Healthcare Multi-Modal Data Plumbers

Inspiration

Andrej Karpathy's idea of Software 2.0 proposes a new paradigm for software development that relies on AI models to replace critical layers of a software stack. In this paradigm, practitioners codify desired behaviors by designing datasets and then training commodity AI models. This approach could significantly benefit healthcare data processing, interoperability, and AI pipelines.

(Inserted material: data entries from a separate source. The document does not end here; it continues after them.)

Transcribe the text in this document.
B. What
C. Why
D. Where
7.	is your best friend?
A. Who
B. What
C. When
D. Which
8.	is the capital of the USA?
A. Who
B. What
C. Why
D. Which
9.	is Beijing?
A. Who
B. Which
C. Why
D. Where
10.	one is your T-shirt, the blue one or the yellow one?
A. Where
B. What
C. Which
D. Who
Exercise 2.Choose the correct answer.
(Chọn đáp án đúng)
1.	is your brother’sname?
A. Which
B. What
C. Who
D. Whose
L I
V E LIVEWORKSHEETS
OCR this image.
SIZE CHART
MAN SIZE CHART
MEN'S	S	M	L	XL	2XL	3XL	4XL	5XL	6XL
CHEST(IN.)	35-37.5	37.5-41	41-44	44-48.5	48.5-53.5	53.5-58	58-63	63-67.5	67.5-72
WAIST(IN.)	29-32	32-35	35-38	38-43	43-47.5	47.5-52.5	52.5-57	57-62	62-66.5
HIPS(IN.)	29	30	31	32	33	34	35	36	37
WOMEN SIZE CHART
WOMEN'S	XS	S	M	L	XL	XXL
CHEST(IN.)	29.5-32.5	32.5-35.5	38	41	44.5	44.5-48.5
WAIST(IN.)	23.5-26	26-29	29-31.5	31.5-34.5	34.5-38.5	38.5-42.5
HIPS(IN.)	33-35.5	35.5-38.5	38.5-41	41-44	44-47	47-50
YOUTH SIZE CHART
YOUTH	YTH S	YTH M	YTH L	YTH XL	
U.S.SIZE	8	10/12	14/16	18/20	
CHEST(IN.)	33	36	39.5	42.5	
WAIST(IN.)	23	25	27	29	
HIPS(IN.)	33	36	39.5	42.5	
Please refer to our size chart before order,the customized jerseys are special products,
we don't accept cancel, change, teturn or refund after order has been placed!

The current paradigm of "AI in healthcare," where developing, deploying, and maintaining a predictive model data pipeline for a single clinical task can cost upwards of $500,000, is unsustainable. Commercial solutions also fall short because vendors typically charge health systems either on a per model or per prediction basis or per data source basis. A better paradigm would focus on creating models that are cheaper to build, have reusable parts, can handle multiple data types, and are resilient to changes in the underlying data.

By lowering the time and energy required to create data pipelines, we can focus on ensuring that their use leads to fair allocation of resources with the potential to meaningfully improve clinical care and efficiency. This would create a new, supercharged framework for AI in healthcare.

What it does

Using Foundation Models, automate the data fields and value set mapping, validation/quality checks, and data transformation of multi-modal input data- both structured and unstructured and create semantic patient representation with minimal human supervision.

How we built it

We leverage the GPT-4 model to extract, map, validate and transform data to create patient representations and embeddings. We use sample structured and unstructured datasets as examples. We provide GPT-4 with a target data model to learn from, and allow it to learn the appropriate schema mapping.

We also built a UI for uploading data and for facilitating human review/feedback.

Challenges we ran into

Converting to the FHIR standard has a lot of complex logic, mapping is not 1:1 from source systems. Then, we need to map from source terminology to destination terminology and oftentimes change the Unit of Measure to common standard. A historical database of mapping examples may be needed to create a new small model or fine tune GPT.

GPT calls took long time with just few records we have, which is not suitable for heavy production workloads.

Limitations with context: In order to learn the input data fields and how they exist in our structured and unstructured input files, we need to provide GPT with sample records from all input files in one context. With a large number of files and/or large sample records, GPT sometimes falters as we reach the token limit. One solution is an iterative process where we feed sample data in multiple API calls.

Lastly, a separate fine tuned model is required to catch all data quality issues - both syntactic quality and semantic quality issues. This solution would dramatically improve the robustness of our pipeline.

Accomplishments that we're proud of

We thought deeply about the healthcare data mapping problem space, reviewed data standards and databases such as FHIR and MIMIC, and terminologies/knowledge graphs such as SNOMED and completed the first iteration of automated mapping with one structured source and one unstructured source (clinical notes) and combined them to create patient attributes/embeddings.

https://enigmatic-sands-54098.herokuapp.com/2/mapper/

What we learned

Healthcare data mapping is a complex space. Data Models, Mappings, and Ontologies are complex. A smaller model or GPT fine tuned model using past mapping and ontology datasets will be helpful here.

A cloud hosted (own tenant) / self hosted version of GPT is required for this type of work, public GPT version has lots of limitations including performance issues.